Offensichtlich habe ich einen leichten Headset-Knall. Kurz zuvor erstand ich das Jabra Evolve 2 65 (Link), welches das zuvor 7 Jahre lang benutzte Plantronics Savy W740 (Link) ersetzte. Dazwischen gab’s irgendwelche „Preiswertlösungen“. Alles nicht wirklich optimal. Warum ich diesen Weg gegangen bin, ob ich mit meiner letzten Entscheidung zufrieden bin, könnt Ihr hier nachlesen.

tl;dr: Erschreckend gut.

Zum Listenpreis von rd. EUR 450,00, Straßenpreis rd. EUR 275,00 ist das Ding in der Pandemie extrem schwer zu bekommen: Die Lieferzeiten sind derzeit jenseits von mehreren Wochen. Nur wenige Händler listen noch ein paar Derivate auf Lager, wollen dafür aber auch gleich einen ziemlich vergoldeten Aufschlag.

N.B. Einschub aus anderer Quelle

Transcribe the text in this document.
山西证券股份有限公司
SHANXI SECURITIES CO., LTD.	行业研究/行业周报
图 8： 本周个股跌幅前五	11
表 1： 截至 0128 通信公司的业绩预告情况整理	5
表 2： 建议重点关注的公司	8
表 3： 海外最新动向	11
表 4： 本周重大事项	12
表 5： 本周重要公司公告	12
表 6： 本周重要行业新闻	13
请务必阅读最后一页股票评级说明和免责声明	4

Update vom 5.10.2021: Ich habe jetzt ein paar Wochen mit diesem Headset hinter mir. Dieses Ding ist ein so eine große Unterstützung für meinen Arbeitsalltag, dass ich es nicht mehr missen möchte. Alle Eigenschaften, die ich in diesem Review positiv erwähnt habe, begeistern mich weiterhin.

Die „Situation“

im Home-Office – mit dem Evolve2 65 – war nicht zufriedenstellend. Mehrere Quellen wollten mit einem einzelnen Headset verbunden werden: BigBlueButton auf einem Computer, Teams auf einem anderen Computer, ein Snom D765 Festnetztelefon, ein Mobiltelefon und ein Tablet. Das führte zu einem unübersichtlichen Headset-Gewechsle-Chaos mit daraus resultierender Genervtheit.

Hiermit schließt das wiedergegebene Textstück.